Slowly he made his way through the aisles, stopping at intervals to read the inscriptions on the older stones. Their quietude, the sense of souls and bodies in repose, had begun to make him drowsy again. Many of the stones had faces on them, or angels' heads, or skulls; some of the more modern ones had willows, like the one he'd just watered. There were also smaller headstones, for children. Picturing the tiny wooden coffins, Freirs tried to imagine how parents must have felt in an era when half the population died in childhood. Maybe, in those days, they didn't mind so much.

Often married couples shared a single stone, but a number of others were in pairs, one for the husband, one for the wife, as if, in life, they'd slept apart and now saw no reason to change. Here lay the van Meers, Rachel and Jan, their gravestones side by side like bedboards. On hers, 1845 to 1912:

Such as I am,

Thus shall thou be.

Just a cheery little reminder. And hubby, 1826 to 1906:

Let this to thee a Warning be:

Quickly thou must follow me.

Not something he felt like thinking about right now. Later, maybe. He moved farther down the row, wiping sweat from the back of his neck. Maybe it was the sun that made him tired.

Butterflies flitted between the tombstones; bees poked among the tall grasses along the bottom of the hill. He looked once more toward the store across the street. The door was still shut; no one had returned.

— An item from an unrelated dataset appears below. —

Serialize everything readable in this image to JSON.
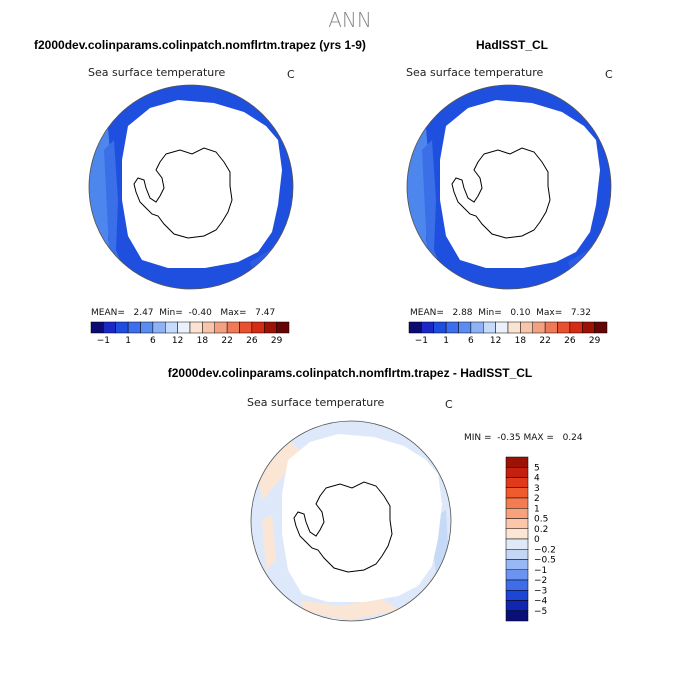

Near the end of the row he stopped to puzzle out another inscription; the stone was of slate, and chipped almost beyond reading. Getting up again required too much effort. Dropping his jacket and envelope, he sat himself on the grass and stretched his legs, his feet merging with the shadow of the adjoining monument. It was the largest object in the row, a dark four-sided column whose top was jagged and oblique, yet obviously sculpted that way, as if to suggest that the shaft had been broken off. He craned his head back to read the words. The thing appeared to commemorate an entire family; a way of saving money, perhaps. You left a little space after the names, and, one by one, as the people dropped off, you added the years they died.

Isaiah Troet

1839 – 1877

Hanna Troet

1845-1877

They had died the same year. Well, sometimes grief did that to people. Was it happier that way, or even sadder?

His eyes felt heavy. He lay back in the sunlight, cradling his head in the grass, and squinted up at the rest of the names.

THEIR CHILDREN

Ruth 1863-1877

Tabitha 1865-1877

Amos 1866-1877

Absolom 1868 Tamar 1871-1877

Leah 1873-1877

Tobias 1876-1877

Odd. They all had died that year. Some sort of disaster, maybe. Plague, flood, famine in the land.

His eyes closed. Sunlight beat against the lids, while blades of grass brushed his cheek. For a moment he had a vision of long-lost souls with funnily spelled names.